The confidence index is based on two essential questions:
1. How do you expect your firm to be performing in 12 months compared to now?
2. Allowing for normal seasonal influences, what are your business expectations for the next 3 or 4 months.
Barriers to growth figures in the barometer are national.
Those barriers are insufficient demand (aka not enough customers spending enough) at 49%, high insurance at 63%, high taxes and regulatory expenses also at 63%, wage costs 58%, shortage of skilled labour at 43% and shortage of working capital at 25%.
While employers may be feeling the pinch of paying wages, employees are feeling the pinch of not being paid enough.
While inflation is at 2.7%, wage increases are typically 2.1%, meaning workers are falling behind with every paycheque.

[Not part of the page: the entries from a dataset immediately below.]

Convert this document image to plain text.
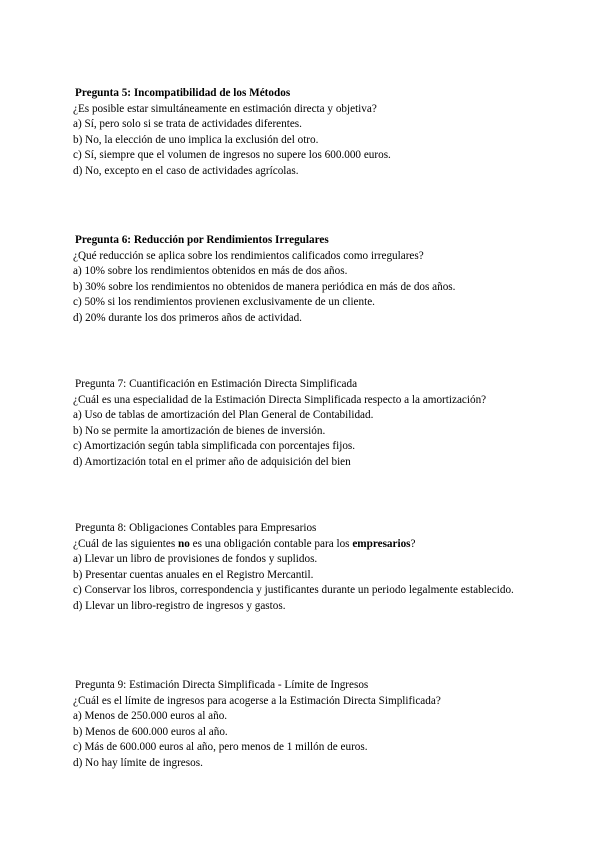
Pregunta 5: Incompatibilidad de los Métodos

¿Es posible estar simultáneamente en estimación directa y objetiva?

a) Sí, pero solo si se trata de actividades diferentes.

b) No, la elección de uno implica la exclusión del otro.

c) Sí, siempre que el volumen de ingresos no supere los 600.000 euros.

d) No, excepto en el caso de actividades agrícolas.

Pregunta 6: Reducción por Rendimientos Irregulares

¿Qué reducción se aplica sobre los rendimientos calificados como irregulares?

a) 10% sobre los rendimientos obtenidos en más de dos años.

b) 30% sobre los rendimientos no obtenidos de manera periódica en más de dos años.

c) 50% si los rendimientos provienen exclusivamente de un cliente.

d) 20% durante los dos primeros años de actividad.

Pregunta 7: Cuantificación en Estimación Directa Simplificada

¿Cuál es una especialidad de la Estimación Directa Simplificada respecto a la amortización?

a) Uso de tablas de amortización del Plan General de Contabilidad.

b) No se permite la amortización de bienes de inversión.

c) Amortización según tabla simplificada con porcentajes fijos.

d) Amortización total en el primer año de adquisición del bien

Pregunta 8: Obligaciones Contables para Empresarios

¿Cuál de las siguientes no es una obligación contable para los empresarios?

a) Llevar un libro de provisiones de fondos y suplidos.

b) Presentar cuentas anuales en el Registro Mercantil.

c) Conservar los libros, correspondencia y justificantes durante un periodo legalmente establecido.

d) Llevar un libro-registro de ingresos y gastos.

Pregunta 9: Estimación Directa Simplificada - Límite de Ingresos

¿Cuál es el límite de ingresos para acogerse a la Estimación Directa Simplificada?

a) Menos de 250.000 euros al año.

b) Menos de 600.000 euros al año.

c) Más de 600.000 euros al año, pero menos de 1 millón de euros.

d) No hay límite de ingresos.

"Nearly half of businesses point to insufficient demand as a major barrier, while crushing costs -- from insurance to taxes to regulatory red tape -- continue to pile up," said Dew.

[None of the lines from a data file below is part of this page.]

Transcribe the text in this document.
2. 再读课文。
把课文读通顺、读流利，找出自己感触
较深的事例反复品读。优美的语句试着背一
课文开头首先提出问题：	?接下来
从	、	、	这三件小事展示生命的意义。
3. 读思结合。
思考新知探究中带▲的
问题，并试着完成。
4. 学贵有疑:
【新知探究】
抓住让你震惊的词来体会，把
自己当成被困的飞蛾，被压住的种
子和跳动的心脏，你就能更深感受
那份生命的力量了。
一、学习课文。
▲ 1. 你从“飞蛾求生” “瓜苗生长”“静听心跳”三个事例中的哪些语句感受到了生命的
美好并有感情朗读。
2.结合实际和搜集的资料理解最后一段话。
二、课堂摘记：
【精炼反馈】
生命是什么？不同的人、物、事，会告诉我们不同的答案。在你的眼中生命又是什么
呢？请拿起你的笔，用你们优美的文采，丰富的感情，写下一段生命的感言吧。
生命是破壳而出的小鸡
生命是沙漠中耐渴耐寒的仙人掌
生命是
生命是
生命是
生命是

"Entrepreneurs are being squeezed from all sides and the NDP's only response is indifference and foot dragging."
Dew suggests the NDP cut government red tape to help restore business confidence.
"That is what a Conservative government will deliver," said Dew.
"Premier Eby and his government do not understand business and they are unresponsive to the struggles of the very people who keep our communities alive and our economy moving. Every day that they remain in power, jobs, livelihoods and hope are lost."
In the BC NDP 2025 budget, the government admitted these are challenging economic times.
Yet, it stressed the budget supported the economic growth needed to create the wealth needed for the services and programs British Columbians rely on.
The budget forecasted modest growth of 1.8% this year and 1.9% next, amid trade uncertainty with the US and housing construction remaining resilient.
Dew isn't convinced.
"We have seen 70,000 people leave BC for other provinces as opportunities dry up," said Dew.
"We are facing the worst youth unemployment since the end days of the 1990s Decade of Darkness, the last time the NDP ran our economy into the ground."